Bukan hanya tambang yang depositnya melimpah, Islam juga telah menetapkan hutan, laut, lembah dan ngarai, pantai, sungai-sungai, kanal, termasuk lahan dari konversi hutan, padang gembalaan atau harta lainnya yang terlarang bagi individu untuk memilikinya, sebagai harta milik umum.

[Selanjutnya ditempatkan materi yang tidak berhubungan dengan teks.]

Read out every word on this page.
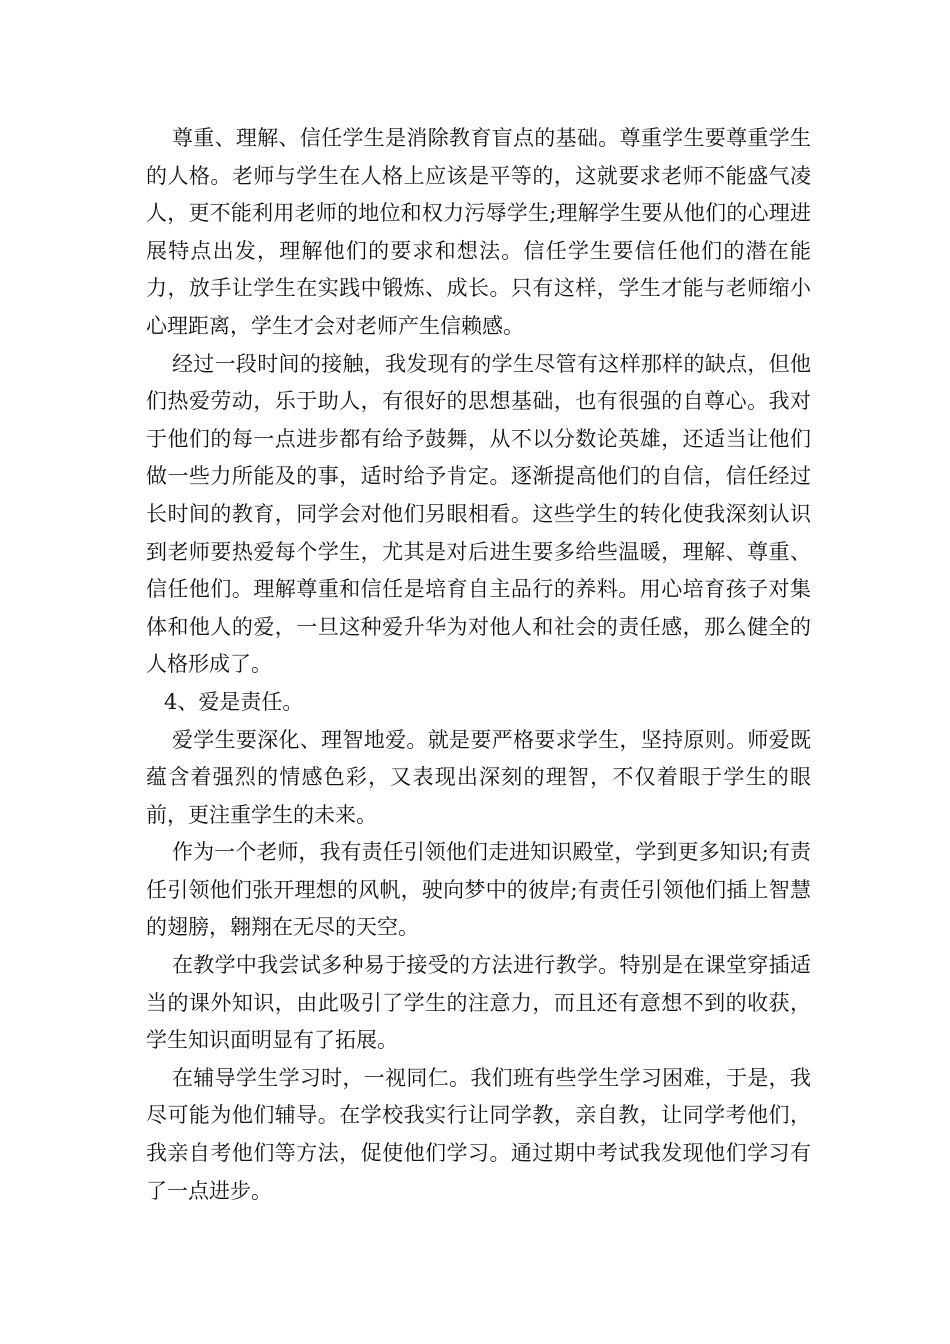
尊重、理解、信任学生是消除教育盲点的基础。尊重学生要尊重学生的人格。老师与学生在人格上应该是平等的，这就要求老师不能盛气凌人，更不能利用老师的地位和权力污辱学生;理解学生要从他们的心理进展特点出发，理解他们的要求和想法。信任学生要信任他们的潜在能力，放手让学生在实践中锻炼、成长。只有这样，学生才能与老师缩小心理距离，学生才会对老师产生信赖感。

经过一段时间的接触，我发现有的学生尽管有这样那样的缺点，但他们热爱劳动，乐于助人，有很好的思想基础，也有很强的自尊心。我对于他们的每一点进步都有给予鼓舞，从不以分数论英雄，还适当让他们做一些力所能及的事，适时给予肯定。逐渐提高他们的自信，信任经过长时间的教育，同学会对他们另眼相看。这些学生的转化使我深刻认识到老师要热爱每个学生，尤其是对后进生要多给些温暖，理解、尊重、信任他们。理解尊重和信任是培育自主品行的养料。用心培育孩子对集体和他人的爱，一旦这种爱升华为对他人和社会的责任感，那么健全的人格形成了。

4、爱是责任。

爱学生要深化、理智地爱。就是要严格要求学生，坚持原则。师爱既蕴含着强烈的情感色彩，又表现出深刻的理智，不仅着眼于学生的眼前，更注重学生的未来。

作为一个老师，我有责任引领他们走进知识殿堂，学到更多知识;有责任引领他们张开理想的风帆，驶向梦中的彼岸;有责任引领他们插上智慧的翅膀，翱翔在无尽的天空。

在教学中我尝试多种易于接受的方法进行教学。特别是在课堂穿插适当的课外知识，由此吸引了学生的注意力，而且还有意想不到的收获，学生知识面明显有了拓展。

在辅导学生学习时，一视同仁。我们班有些学生学习困难，于是，我尽可能为他们辅导。在学校我实行让同学教，亲自教，让同学考他们，我亲自考他们等方法，促使他们学习。通过期中考试我发现他们学习有了一点进步。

Semua harta ini dikelola Negara, hasilnya cukup berlimpah dan bisa untuk membiayai APBN tanpa pajak dan utang.
Berbagai lahan sawit hasil konversi hutan seperti PT Salim Ivomas Pratama, Tbk. (SIMP) dengan kepemilikan aset senilai Rp35,05 triliun, PT Sinar Mas Agro Resources and Technology Tbk. (SMART) dengan kepemilikan aset senilai Rp27,33, PT Astra Agro Lestari, Tbk. (AALI) dengan total aset senilai Rp27,16 triliun, raksasa sawit Wilmar International Group dan lainnya, WAJIB DIAMBIL ALIH OLEH NEGARA KARENA TERKATEGORI HARTA MILIK UMUM DAN AKAN MENJADI SUMBER APBN YANG BESAR.
Harta tersebut adalah harta yang terkategori kepemilikan umum (Al Milkiyatul Ammah/Public Property). Karenanya, hanya Negara (Khilafah) selaku wakil umum yang memiliki hak mengelola dan mengembalikan manfaatnya kepada publik (rakyat).
Praktik penguasaan tambang oleh Freeport, Newmont, Toba Group, tambang milik Erick Thohir, milik Aburizal Bakrie, dll, juga hutan atau lahan konversi dari hutan yang dikuasai group 9 naga, atau korporasi lainnya, dalam Islam haram hukumnya. Sebab, itu artinya telah terjadi pemindahan hak secara zalim, dari hak milik umum yang kemudian dikangkangi menjadi milik pribadi.
Jadi konsesi penguasaan dan pengelolaan harta milik umum oleh kelompok individu, swasta dan korporasi, baik domestik maupun asing, sejatinya adalah perampokan. Mereka, telah merampok hak milik umum, dan menguasai secara pribadi, dan dimanfaatkan untuk kepentingan pribadi.
Saran saya, dalam kondisi pandemi seperti ini jangan tambah beban rakyat dengan beban pajak pulsa. Cukup 'papa' atau 'mama' yang minta pulsa, jangan negara ikut ikutan latah minta jatah pulsa.
Tugas Negara, ambil alih seluruh tambang dan harta milik umum lainnya. Dengan itu, negara akan memiliki dana yang cukup untuk membiayai APBN. Tak perlu, Negara sampai menjatuhkan Marwah dengan mengasong minta uang infak atau minta jatah pulsa dari rakyat. [].